Brian Lister is acting chief executive of the Scottish Further Education Unit and principal of Cumbernauld College
The Scottish Executive Review of Scotland's Colleges is establishing a long overdue and authoritative evidence base about our work, how we go about it and the possibilities for future work in the short and the long term.
The evidence has been collected, the analysis is well advanced and the synthesis has been postponed until new ministers are in place after the election. These ministers will have an opportunity to take their work forward, based on evidence as well as the political mix of ideology, manifestos and lobbying. In this important respect, they will be better off than their predecessors.
These ministers will know that:
* Scotland's colleges have a strong, committed workforce who are robust advocates of the work they do;
* there has been considerable capital spend;
* there are high levels of learners' satisfaction with their FE experiences;
* the many challenges addressed at local and individual level amount to a whole lot in terms of Scotland's economic and social well-being.

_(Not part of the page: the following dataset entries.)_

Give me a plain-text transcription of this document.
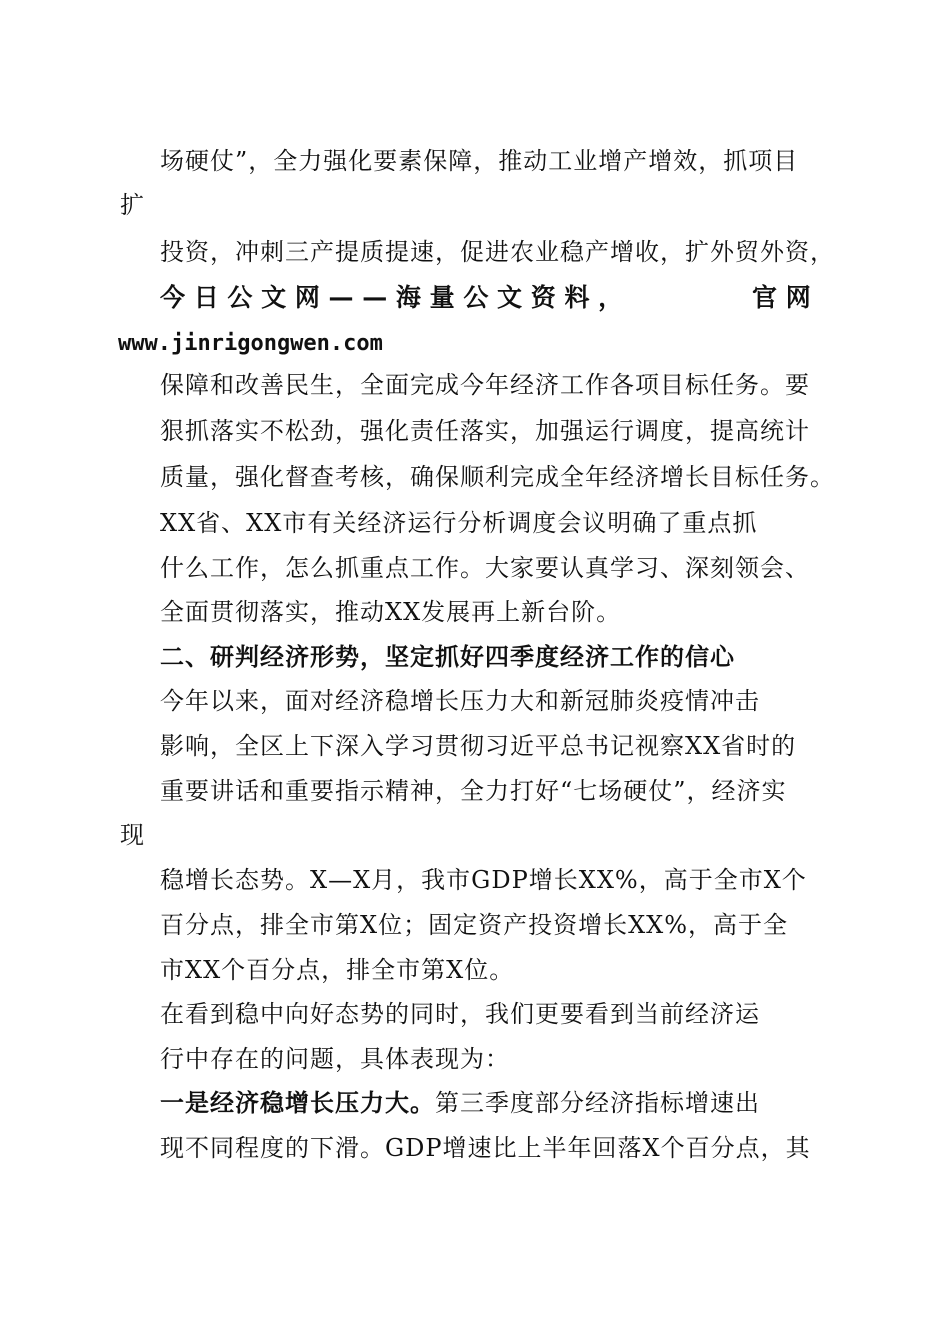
场硬仗”，全力强化要素保障，推动工业增产增效，抓项目
扩
投资，冲刺三产提质提速，促进农业稳产增收，扩外贸外资，
今 日 公 文 网 — — 海 量 公 文 资 料 ，	官 网
www.jinrigongwen.com
保障和改善民生，全面完成今年经济工作各项目标任务。要
狠抓落实不松劲，强化责任落实，加强运行调度，提高统计
质量，强化督查考核，确保顺利完成全年经济增长目标任务。
XX省、XX市有关经济运行分析调度会议明确了重点抓
什么工作，怎么抓重点工作。大家要认真学习、深刻领会、
全面贯彻落实，推动XX发展再上新台阶。
二、研判经济形势，坚定抓好四季度经济工作的信心
今年以来，面对经济稳增长压力大和新冠肺炎疫情冲击
影响，全区上下深入学习贯彻习近平总书记视察XX省时的
重要讲话和重要指示精神，全力打好“七场硬仗”，经济实
现
稳增长态势。X—X月，我市GDP增长XX%，高于全市X个
百分点，排全市第X位；固定资产投资增长XX%，高于全
市XX个百分点，排全市第X位。
在看到稳中向好态势的同时，我们更要看到当前经济运
行中存在的问题，具体表现为：
一是经济稳增长压力大。第三季度部分经济指标增速出
现不同程度的下滑。GDP增速比上半年回落X个百分点，其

They will also have plenty of suggestions on how to move forward. From that knowledge, and provided they have the wisdom to distinguish between distraction and significance, they might be able to conclude that Scotland's colleges provide outstanding public value and are at the forefront of public sector reform.

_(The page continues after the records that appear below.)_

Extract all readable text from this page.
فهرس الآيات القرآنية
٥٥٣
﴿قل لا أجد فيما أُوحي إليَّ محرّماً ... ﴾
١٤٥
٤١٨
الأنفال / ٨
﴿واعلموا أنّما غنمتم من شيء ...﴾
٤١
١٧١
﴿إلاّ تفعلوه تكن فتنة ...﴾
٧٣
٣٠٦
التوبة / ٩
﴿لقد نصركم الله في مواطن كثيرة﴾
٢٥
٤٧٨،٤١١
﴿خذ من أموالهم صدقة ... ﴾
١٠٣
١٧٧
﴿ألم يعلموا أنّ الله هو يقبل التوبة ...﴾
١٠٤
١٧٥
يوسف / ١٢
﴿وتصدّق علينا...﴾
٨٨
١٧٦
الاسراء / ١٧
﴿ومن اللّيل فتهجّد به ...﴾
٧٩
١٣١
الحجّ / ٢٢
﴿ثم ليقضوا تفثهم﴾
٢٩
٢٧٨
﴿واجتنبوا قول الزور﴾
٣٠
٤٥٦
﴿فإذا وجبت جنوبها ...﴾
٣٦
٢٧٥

But we also know that they exist in a complex fabric woven by threads of local and national policies, diverse funding mechanisms, demanding governance requirements, high expectations of quality and complex learner needs. And we know that these threads are fragile.
The landmark publication Forward Together signals the emergence of FE as a progressive public service, one which is looking forward to the future with a confidence and determination to shape that future. It is a sector no longer dominated by fixing things or picking up daunting challenges.
Scotland's colleges have reached a good place and the journey continues.
We know that the key fuel which drives us is the professional development of staff at all levels. It is not simply our capacity to provide these opportunities; it is our ability to use these opportunities for our learning as the significant determinant in retaining a dynamism to respond to change. Any new minister should expect nothing less.